Blonde Redhead wiederholen sich nie, klingen trotzdem immer wie Blonde Redhead. Sie besitzen eine magische Essenz, die sie jederzeit bzw. bei jeder Platte abrufen können. So wie die Ramones, die von Punkrock-Produktion bis zu Phil Spector Wall-of-Sound-Ansatz immer wie die Ramones klingen. Bei BR kommt auch immer das gleiche Gefühl rüber, ob es noisiger zugeht wie früher, oder wie zur Penny Sparkle Zeit, als auch mal David Sylvian sang.

„Sit down for dinner“ ist die erste Platte seit 2014. Sie ist Corona-geprägt; die Songs sind teilweise schon von 2018. Ob die Platte eine Signature-Platte wird wie die drei von Pitchfork als solche bezeichneten „Melody of Certain Damaged Lemons (Touch & Go) und die bereits erwähnten „Misery is a butterfly“ und „23“ (4AD), muss man sehen. Sie geht auf jeden Fall mal wieder in eine neue Richtung.
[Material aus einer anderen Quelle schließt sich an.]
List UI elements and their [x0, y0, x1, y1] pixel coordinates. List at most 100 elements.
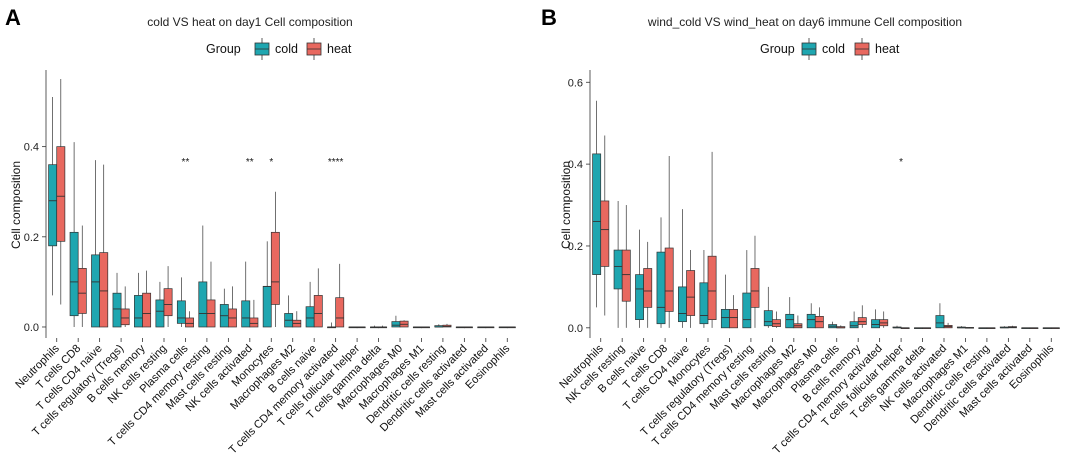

Und alle Signature-Bestandteile sind da: die Eleganz, die Nachdenklichkeit, die rhythmische Vielfalt , die Lust an überirdischen Sounds, die intelligenten Gitarrenläufe. Irgendwo las ich, dass Kazu Makino meinte, dass normalerweise das Aufnehmen einer Platte ein großer Kampf für die Band wäre – und sie dieses Mal allen eine entspannte Experience versprochen hätte. Das spürt man, finde ich. Die Platte wirkt leicht, bei BR selbstverständlich leicht melancholisch.
Blonde Redhead rasten nie aus, bleiben auch unter höchster Emotionalität immer sophisticated. So ungefähr das Gegenteil wie Menschen Gewalt antun zu wollen, das Gegenteil von Aggression oder Unreflektiertheit. Insofern vielleicht ein ziemlich gutes Statement zur Zeit. So wird man vermutlich, wenn man viel Joan Didion liest (ich habe erst ein Buch von Joan Didion gelesen und das wirkte sehr kultiviert …). Wobei: Was soll das Explicit-Zeichen bei „Sit down for dinner, Part One? Ah ja, alles gut: An einer Stelle singt Kazu Makino „Bitch“ … hatte mir schon Sorgen gemacht.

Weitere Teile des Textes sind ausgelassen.